La solution des CPE

Trouver une place à 7 $ dans une garderie du Québec n'est pas facile. Les parents doivent souvent inscrire leur enfant sur plusieurs listes d'attente et attendre pendant des mois, parfois même des années. Des regroupements de Centres de la petite enfance (CPE) semblent avoir trouvé une solution qui donne certains résultats.
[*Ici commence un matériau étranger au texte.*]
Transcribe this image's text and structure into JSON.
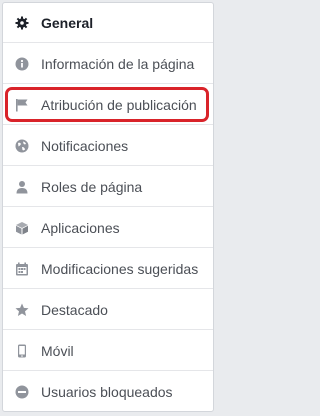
{
  "menu": {
    "items": [
      {
        "label": "General",
        "icon": "gear-icon",
        "active": true
      },
      {
        "label": "Información de la página",
        "icon": "info-icon"
      },
      {
        "label": "Atribución de publicación",
        "icon": "flag-icon"
      },
      {
        "label": "Notificaciones",
        "icon": "globe-icon"
      },
      {
        "label": "Roles de página",
        "icon": "person-icon"
      },
      {
        "label": "Aplicaciones",
        "icon": "cube-icon"
      },
      {
        "label": "Modificaciones sugeridas",
        "icon": "calendar-icon"
      },
      {
        "label": "Destacado",
        "icon": "star-icon"
      },
      {
        "label": "Móvil",
        "icon": "mobile-icon"
      },
      {
        "label": "Usuarios bloqueados",
        "icon": "blocked-icon"
      }
    ]
  },
  "colors": {
    "highlight": "#d9232a",
    "icon": "#90949c",
    "text": "#4b4f56"
  }
}
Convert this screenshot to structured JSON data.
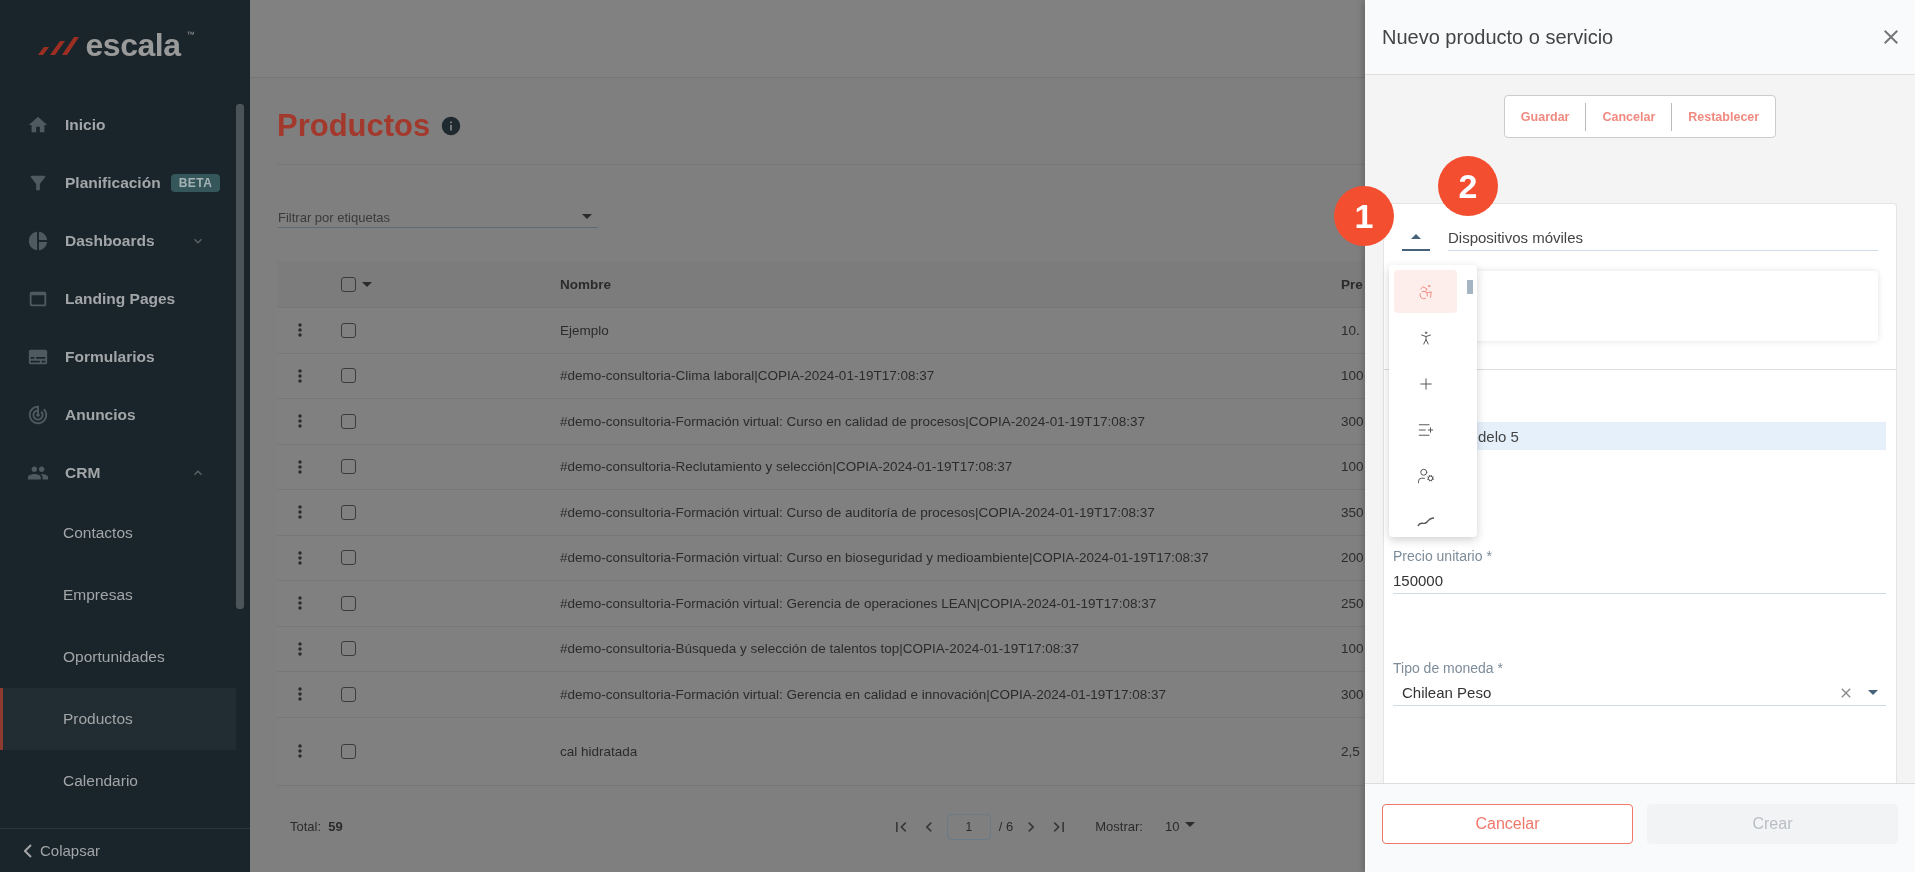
{
  "sidebar": {
    "logo": {
      "text": "escala",
      "mark": "™"
    },
    "items": [
      {
        "label": "Inicio",
        "selected": false
      },
      {
        "label": "Planificación",
        "badge": "BETA",
        "selected": false
      },
      {
        "label": "Dashboards",
        "expanded": false,
        "selected": false
      },
      {
        "label": "Landing Pages",
        "selected": false
      },
      {
        "label": "Formularios",
        "selected": false
      },
      {
        "label": "Anuncios",
        "selected": false
      },
      {
        "label": "CRM",
        "expanded": true,
        "selected": false,
        "children": [
          {
            "label": "Contactos",
            "selected": false
          },
          {
            "label": "Empresas",
            "selected": false
          },
          {
            "label": "Oportunidades",
            "selected": false
          },
          {
            "label": "Productos",
            "selected": true
          },
          {
            "label": "Calendario",
            "selected": false
          }
        ]
      }
    ],
    "collapse_label": "Colapsar"
  },
  "page": {
    "title": "Productos",
    "filter": {
      "placeholder": "Filtrar por etiquetas"
    },
    "table": {
      "columns": [
        "Nombre",
        "Pre"
      ],
      "select_all": {
        "checked": false
      },
      "rows": [
        {
          "name": "Ejemplo",
          "price": "10.",
          "checked": false
        },
        {
          "name": "#demo-consultoria-Clima laboral|COPIA-2024-01-19T17:08:37",
          "price": "100",
          "checked": false
        },
        {
          "name": "#demo-consultoria-Formación virtual: Curso en calidad de procesos|COPIA-2024-01-19T17:08:37",
          "price": "300",
          "checked": false
        },
        {
          "name": "#demo-consultoria-Reclutamiento y selección|COPIA-2024-01-19T17:08:37",
          "price": "100",
          "checked": false
        },
        {
          "name": "#demo-consultoria-Formación virtual: Curso de auditoría de procesos|COPIA-2024-01-19T17:08:37",
          "price": "350",
          "checked": false
        },
        {
          "name": "#demo-consultoria-Formación virtual: Curso en bioseguridad y medioambiente|COPIA-2024-01-19T17:08:37",
          "price": "200",
          "checked": false
        },
        {
          "name": "#demo-consultoria-Formación virtual: Gerencia de operaciones LEAN|COPIA-2024-01-19T17:08:37",
          "price": "250",
          "checked": false
        },
        {
          "name": "#demo-consultoria-Búsqueda y selección de talentos top|COPIA-2024-01-19T17:08:37",
          "price": "100",
          "checked": false
        },
        {
          "name": "#demo-consultoria-Formación virtual: Gerencia en calidad e innovación|COPIA-2024-01-19T17:08:37",
          "price": "300",
          "checked": false
        },
        {
          "name": "cal hidratada",
          "price": "2,5",
          "checked": false
        }
      ]
    },
    "footer": {
      "total_label": "Total:",
      "total": "59",
      "page": "1",
      "pages": "/ 6",
      "show_label": "Mostrar:",
      "page_size": "10"
    }
  },
  "drawer": {
    "title": "Nuevo producto o servicio",
    "toolbar": [
      "Guardar",
      "Cancelar",
      "Restablecer"
    ],
    "icon_select": {
      "expanded": true,
      "options": [
        {
          "selected": true
        },
        {
          "selected": false
        },
        {
          "selected": false
        },
        {
          "selected": false
        },
        {
          "selected": false
        },
        {
          "selected": false
        }
      ]
    },
    "name_field": {
      "value": "Dispositivos móviles"
    },
    "highlighted_row": "delo 5",
    "price": {
      "label": "Precio unitario *",
      "value": "150000"
    },
    "currency": {
      "label": "Tipo de moneda *",
      "value": "Chilean Peso"
    },
    "buttons": [
      {
        "label": "Cancelar",
        "disabled": false
      },
      {
        "label": "Crear",
        "disabled": true
      }
    ]
  },
  "annotations": [
    "1",
    "2"
  ]
}
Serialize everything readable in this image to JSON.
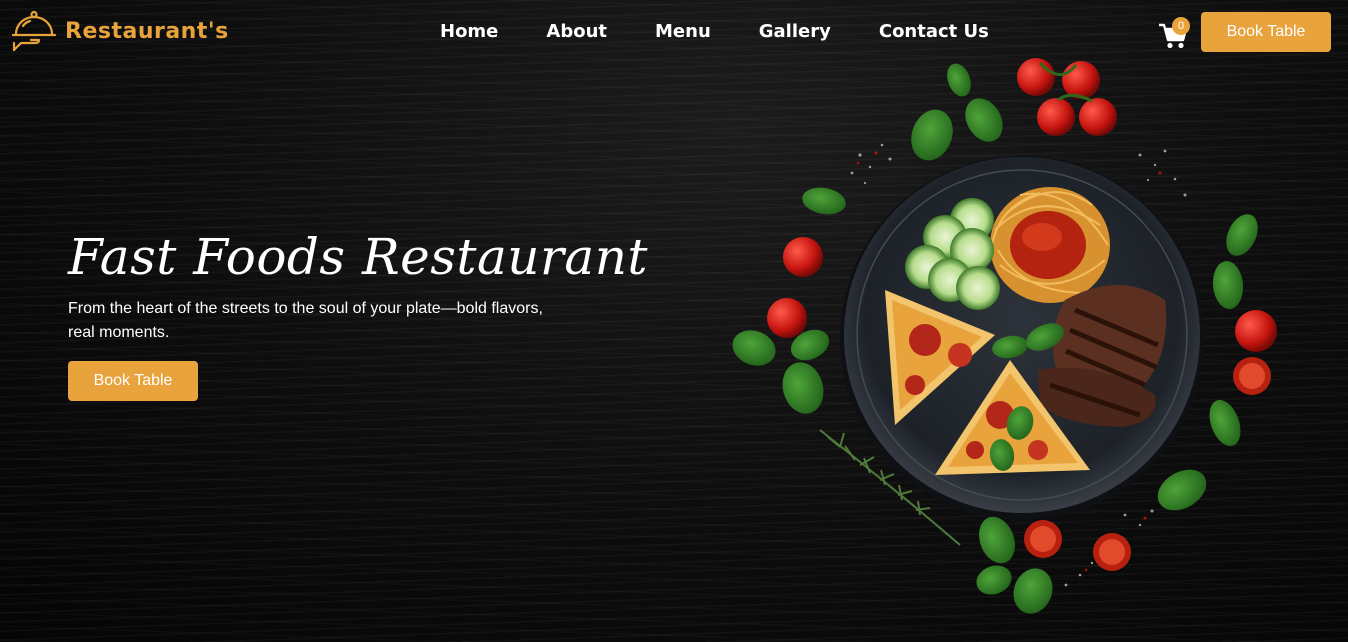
{
  "brand": {
    "name": "Restaurant's",
    "icon": "serving-cloche-icon"
  },
  "nav": {
    "links": [
      {
        "label": "Home"
      },
      {
        "label": "About"
      },
      {
        "label": "Menu"
      },
      {
        "label": "Gallery"
      },
      {
        "label": "Contact Us"
      }
    ],
    "cart": {
      "icon": "cart-icon",
      "count": "0"
    },
    "book_label": "Book Table"
  },
  "hero": {
    "title": "Fast Foods Restaurant",
    "subtitle": "From the heart of the streets to the soul of your plate—bold flavors, real moments.",
    "book_label": "Book Table"
  },
  "colors": {
    "accent": "#e8a33d",
    "background": "#0b0b0b",
    "text": "#ffffff"
  }
}
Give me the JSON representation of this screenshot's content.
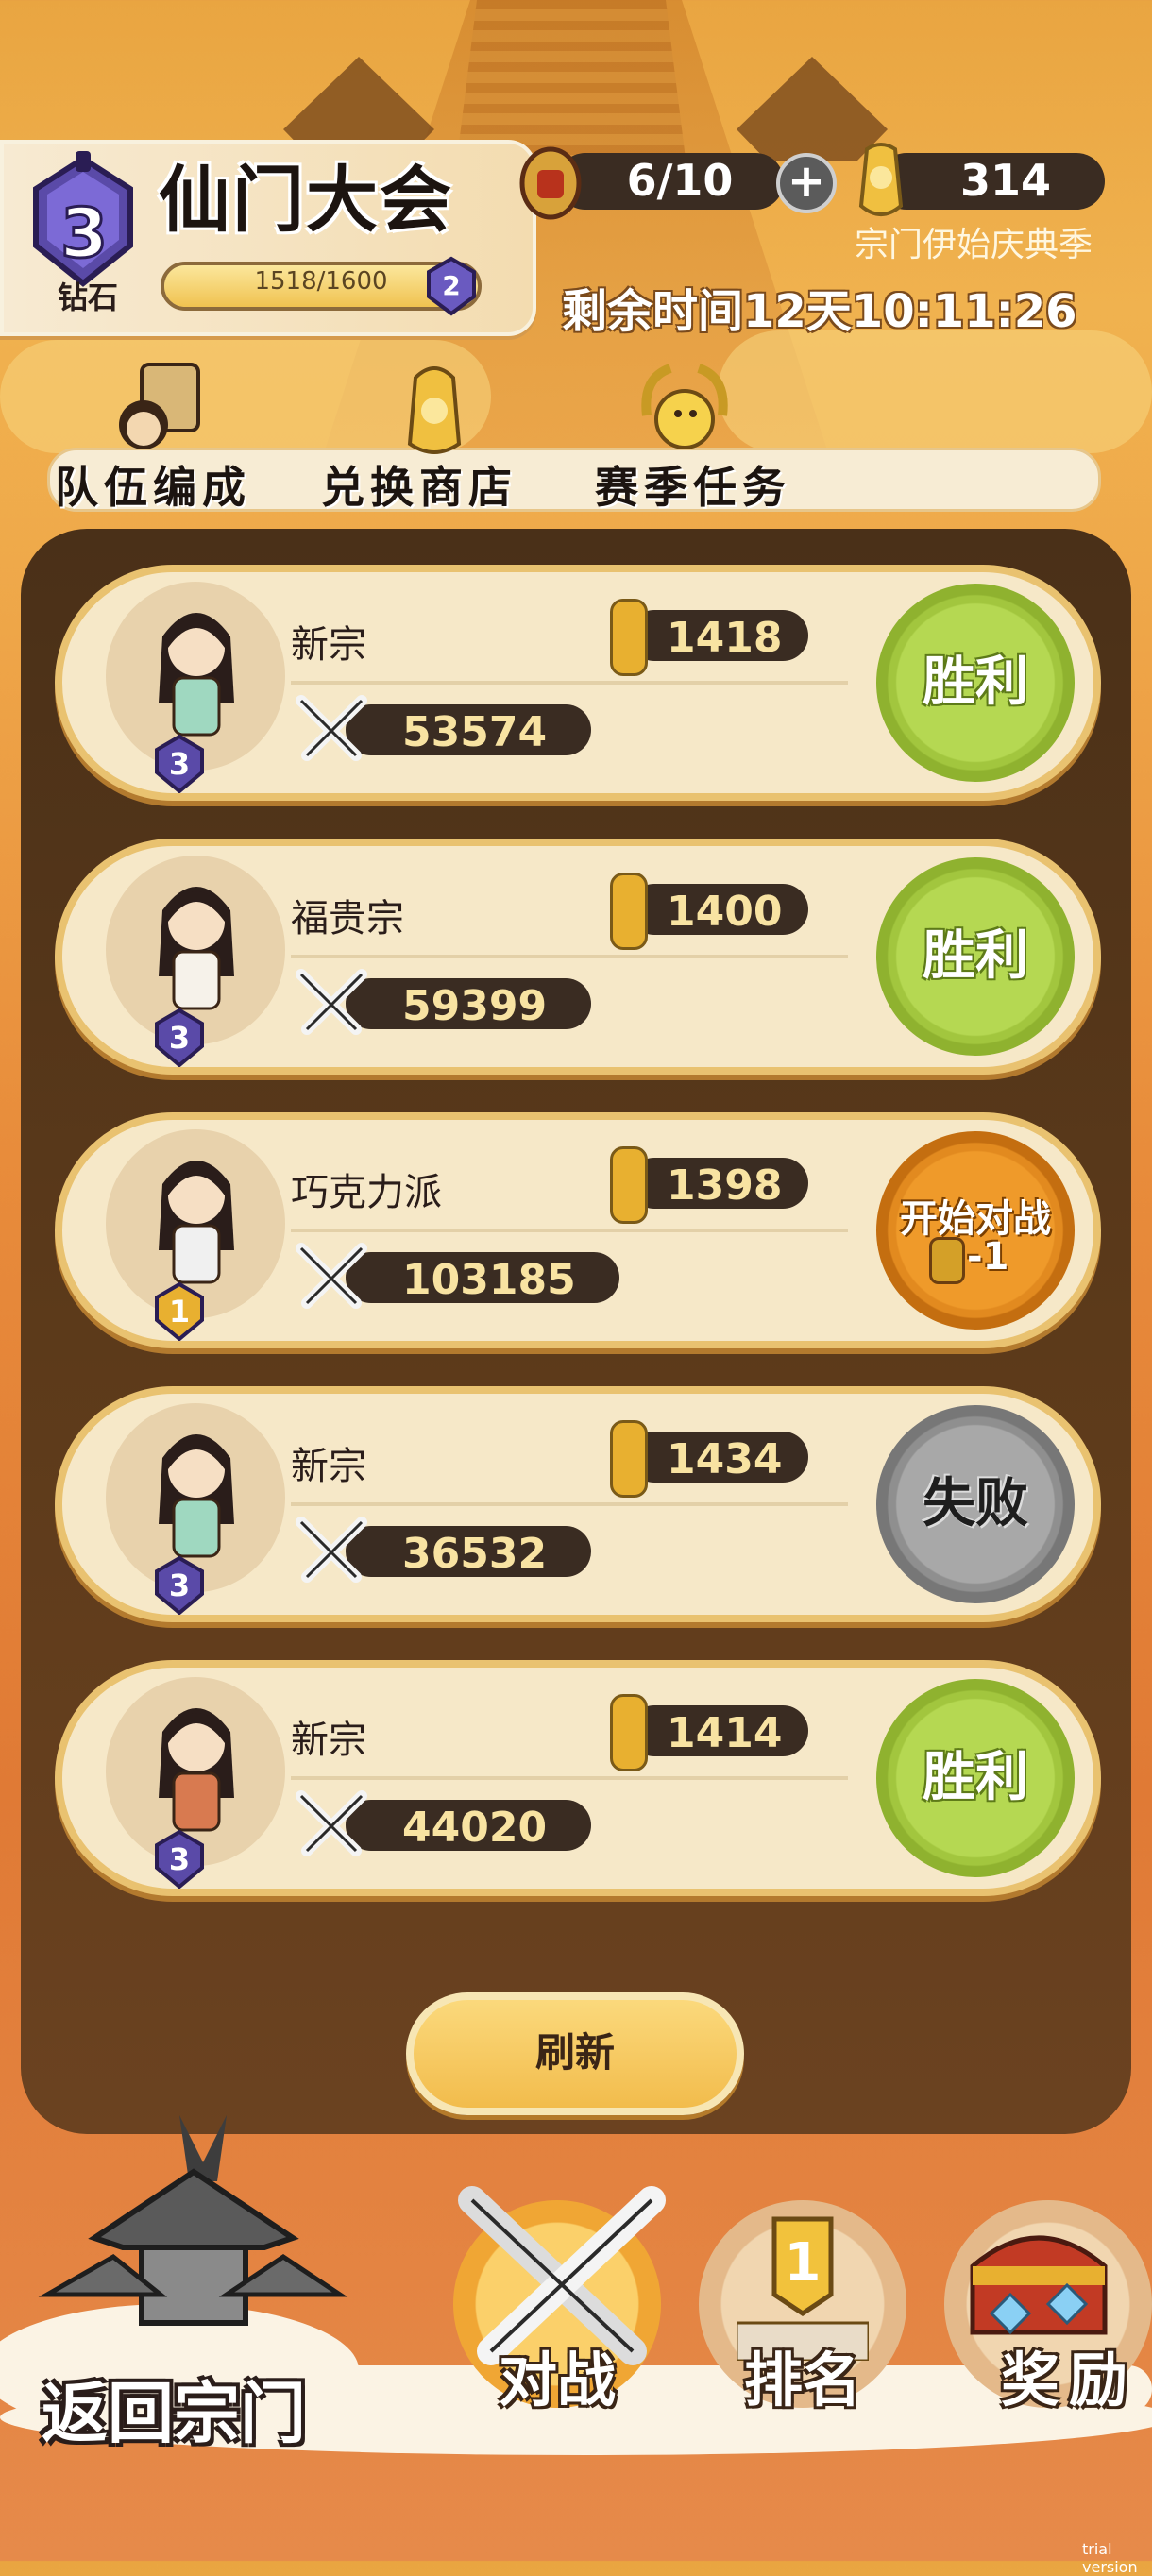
{
  "header": {
    "title": "仙门大会",
    "rank_level": "3",
    "rank_name": "钻石",
    "progress_text": "1518/1600",
    "progress_fraction": 0.949,
    "next_rank_level": "2",
    "tickets_text": "6/10",
    "currency_amount": "314",
    "season_name": "宗门伊始庆典季",
    "time_remaining": "剩余时间12天10:11:26"
  },
  "nav": {
    "team": "队伍编成",
    "shop": "兑换商店",
    "tasks": "赛季任务"
  },
  "opponents": [
    {
      "name": "新宗",
      "rank": "3",
      "score": "1418",
      "power": "53574",
      "result": "胜利",
      "state": "win"
    },
    {
      "name": "福贵宗",
      "rank": "3",
      "score": "1400",
      "power": "59399",
      "result": "胜利",
      "state": "win"
    },
    {
      "name": "巧克力派",
      "rank": "1",
      "score": "1398",
      "power": "103185",
      "result": "开始对战",
      "cost": "-1",
      "state": "fight"
    },
    {
      "name": "新宗",
      "rank": "3",
      "score": "1434",
      "power": "36532",
      "result": "失败",
      "state": "lose"
    },
    {
      "name": "新宗",
      "rank": "3",
      "score": "1414",
      "power": "44020",
      "result": "胜利",
      "state": "win"
    }
  ],
  "refresh_label": "刷新",
  "bottom": {
    "back": "返回宗门",
    "battle": "对战",
    "ranking": "排名",
    "rewards": "奖励"
  },
  "watermark": "trial version",
  "colors": {
    "win": "#a2c63e",
    "lose": "#8f8f8f",
    "fight": "#e28a1f",
    "panel": "#4a3018",
    "card": "#f6e8c8"
  }
}
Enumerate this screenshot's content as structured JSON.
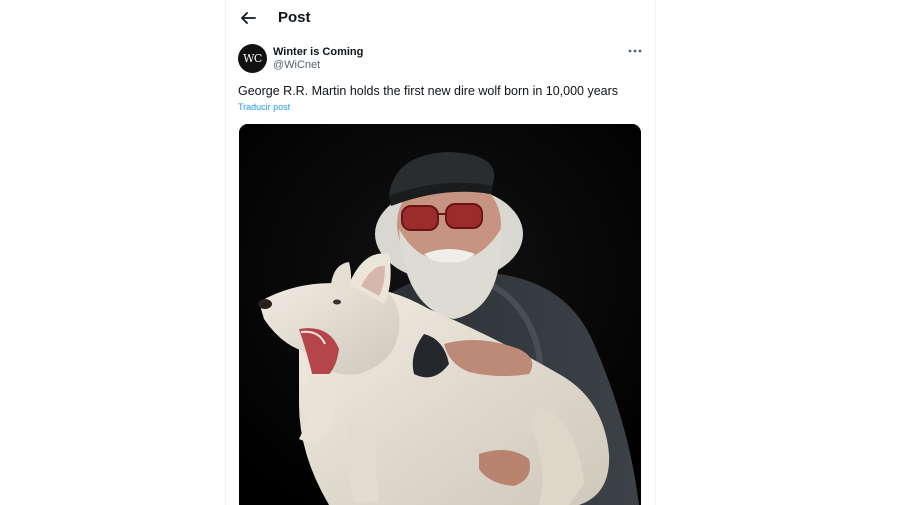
{
  "header": {
    "title": "Post",
    "back_icon": "arrow-left-icon"
  },
  "tweet": {
    "author": {
      "avatar_text": "WC",
      "display_name": "Winter is Coming",
      "handle": "@WiCnet"
    },
    "more_icon": "more-horizontal-icon",
    "text": "George R.R. Martin holds the first new dire wolf born in 10,000 years",
    "translate_label": "Traducir post",
    "media": {
      "kind": "photo",
      "icon": "photo-man-holding-white-wolf-pup"
    }
  },
  "colors": {
    "text_primary": "#0f1419",
    "text_secondary": "#536471",
    "link": "#1d9bf0",
    "border": "#eff3f4",
    "media_background": "#000000"
  }
}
Des regroupements de Centres de la petite enfance mettent en place un Bureau d'inscription à la liste d'attente un système centralisé qui permet aux parents d'éviter les inscriptions multiples et de réduire le temps d'attente.

Luis Gonzales

Luis Gonzales, par exemple, a mis toutes les chances de son côté en inscrivant son fils sur les listes d'attente de tous les CPE de sa région, avant même la naissance de son enfant. « On faisait un téléthon. On appelait toutes les garderies, tous les CPE pour avoir une place. On se mettait sur toutes les listes », dit-il.

En septembre, il apprend l'existence d'une nouvelle liste centralisée pour les 11 CPE de son secteur. Inscrit sur cette liste, il vient d'apprendre que son fils sera admis dès la semaine prochaine.Il n'aura donc fallu que trois mois - de septembre à novembre - pour trouver une place à son enfant, grâce au Bureau d'inscription à la liste d'attente (BILA).

Ce système centralisé aura permis de ramener la liste du Haut-Richelieu de 4500 à 600 noms, en éliminant les inscriptions multiples, les enfants déjà placés mais toujours inscrits, ceux qui sont à la maison pendant un congé parental et ceux qui ne naîtront que dans plusieurs mois.

Les régions de l'Outaouais et de Québec, où les listes d'attente s'allongent, se sont montrées intéressées à instaurer un tel système centralisé.

Plus difficile à Montréal

À Montréal, où la demande est plus forte, la situation est différente. La coopérative Enfance-Famille, qui coordonne les 9000 places que proposent 55 CPE et milieux familiaux sur l'île de Montréal, compterait 15 000 enfants sur sa liste d'attente.

Michèle Courchesne La ministre Michèle Courchesne

La ministre de la Famille, Michèle Courchesne, convient que les 20 000 places promises d'ici cinq ans sont créées plus lentement que prévu. On en a créé 2000 cette année, et la moitié étaient des places en garderies privées non subventionnées, transformées en places à 7 $. « Peut-être que ce n'est pas une nouvelle place, mais ce parent-là était déjà inscrit sur une liste d'attente », dit-elle.

Pour Johanne Roy, présidente de l'Association québécoise des CPE, il y a encore beaucoup de chemin à faire. « C'est hier qu'on aurait du être en chantier pour le développement. Là, on est en train d'implanter la structure de consultation pour faire le système d'attribution des places. On est impatient. »

Il semble bien que transformer une place de garderie privée en place à 7 $ soit moins coûteux et moins compliqué que de créer de toutes pièces de nouvelles places en CPE. La ministre ne cache d'ailleurs pas qu'on le fera encore pour compléter le réseau à contribution réduite d'ici 2012.